Research has shown that increasing visceral fat correlates with higher levels of an intestinal inflammation marker called fecal calprotectin, even in people with diverticulosis who haven’t yet developed acute complications. The inflammatory environment may compromise the colon wall’s structural integrity, making it more susceptible to pouch formation. It also helps explain why obesity is consistently linked not just to having diverticula but to developing painful complications from them. When the gut barrier is breached during inflammation, bacteria can migrate into the surrounding fat, potentially triggering or worsening diverticulitis.
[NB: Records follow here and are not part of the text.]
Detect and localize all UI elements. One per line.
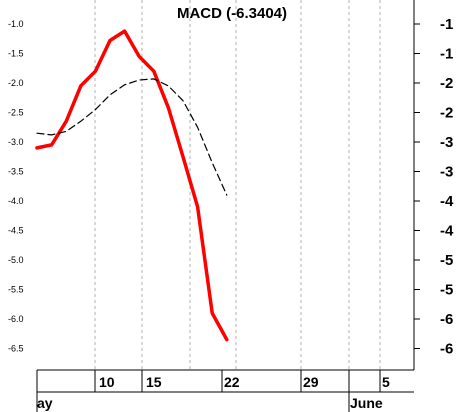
right-tick-label: -2	[440, 75, 453, 92]
right-tick-label: -4	[440, 193, 454, 210]
chart-title: MACD (-6.3404)	[177, 5, 287, 22]
left-tick-label: -4.5	[8, 226, 24, 236]
day-tick-label: 29	[303, 374, 319, 390]
day-tick-label: 22	[224, 374, 240, 390]
left-tick-label: -1.0	[8, 19, 24, 29]
left-tick-label: -1.5	[8, 49, 24, 59]
right-tick-label: -1	[440, 46, 453, 63]
left-tick-label: -6.0	[8, 314, 24, 324]
day-tick-label: 10	[99, 374, 115, 390]
left-tick-label: -5.5	[8, 285, 24, 295]
left-tick-label: -5.0	[8, 255, 24, 265]
right-tick-label: -2	[440, 105, 453, 122]
left-tick-label: -2.5	[8, 108, 24, 118]
left-tick-label: -6.5	[8, 344, 24, 354]
right-tick-label: -4	[440, 223, 454, 240]
axes: -1.0 -1.5 -2.0 -2.5 -3.0 -3.5 -4.0 -4.5 -5.0 -5.5…	[8, 0, 454, 412]
left-tick-label: -3.5	[8, 167, 24, 177]
day-tick-label: 5	[382, 374, 390, 390]
right-tick-label: -3	[440, 164, 453, 181]
macd-line	[35, 29, 229, 342]
right-tick-label: -1	[440, 16, 453, 33]
right-tick-label: -5	[440, 282, 453, 299]
plot-area	[0, 0, 414, 370]
signal-line	[36, 78, 228, 196]
month-label: June	[350, 395, 383, 411]
left-tick-label: -2.0	[8, 78, 24, 88]
right-tick-label: -3	[440, 134, 453, 151]
left-tick-label: -4.0	[8, 196, 24, 206]
left-tick-label: -3.0	[8, 137, 24, 147]
right-tick-label: -6	[440, 341, 453, 358]
day-tick-label: 15	[146, 374, 162, 390]
right-tick-label: -6	[440, 311, 453, 328]
month-label: ay	[37, 395, 53, 411]
right-tick-label: -5	[440, 252, 453, 269]
series-group	[35, 29, 229, 342]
Changes in Nerve and Muscle Function
The colon has its own nervous system, called the enteric nervous system, which coordinates the wave-like contractions that move stool forward. This system relies on a balance between nerves that trigger contraction and nerves that trigger relaxation. When that balance shifts, it can lead to disorganized motility: some segments contract too forcefully while others relax too much, creating pockets of high pressure.
In the sigmoid colon specifically, abnormal patterns of segmented contraction can effectively pinch off short sections of the colon, trapping gas or stool and generating localized pressure spikes. Over years, these repeated pressure spikes push tissue outward at the weakest points. Age-related loss of nerve cells in the colon wall may contribute to this dysfunction, though the exact mechanisms are still being mapped.
Medications That Raise Risk
Chronic use of common pain relievers can contribute to diverticular problems. Regular use of NSAIDs (ibuprofen, naproxen, and similar drugs) was associated with a 72 percent increased risk of diverticulitis and a 74 percent increased risk of diverticular bleeding compared to nonuse, in a large study following tens of thousands of men. Regular aspirin use carried a smaller but still significant increase: 25 percent higher risk for diverticulitis and 70 percent higher for bleeding.
These medications damage the colon lining through two pathways. They directly irritate the mucosal surface, and they suppress the production of protective compounds called prostaglandins that help maintain the barrier between the intestinal contents and the colon wall. This increased permeability allows bacteria and other irritants to reach vulnerable tissue. NSAIDs also inhibit blood clotting, which means existing weak spots in blood vessels near diverticula are more likely to bleed. The association was strongest for complicated diverticulitis, where NSAID users had roughly 2.5 times the risk compared to nonusers.
How These Factors Work Together
Sigmoid diverticulosis is not caused by any single factor acting alone. The most accurate picture is a convergence: you inherit a colon wall with a certain structural resilience and a certain motility pattern. Over decades, collagen cross-linking stiffens the tissue. A low-fiber diet forces the sigmoid to work harder. Visceral fat adds a layer of chronic inflammation. Medications may thin the protective lining. The sigmoid, already the narrowest and highest-pressure segment, bears the brunt of all these forces at the points where blood vessels have created natural gaps in the muscle wall.
This explains why the condition is so common in older adults in industrialized countries, where low-fiber diets, sedentary lifestyles, higher body fat, and frequent NSAID use all converge with the inevitable effects of aging on connective tissue. It also explains why some people develop diverticula in their 30s while others reach 80 without them: genetic variation in collagen structure, elastin production, and gut motility creates a wide range of baseline vulnerability.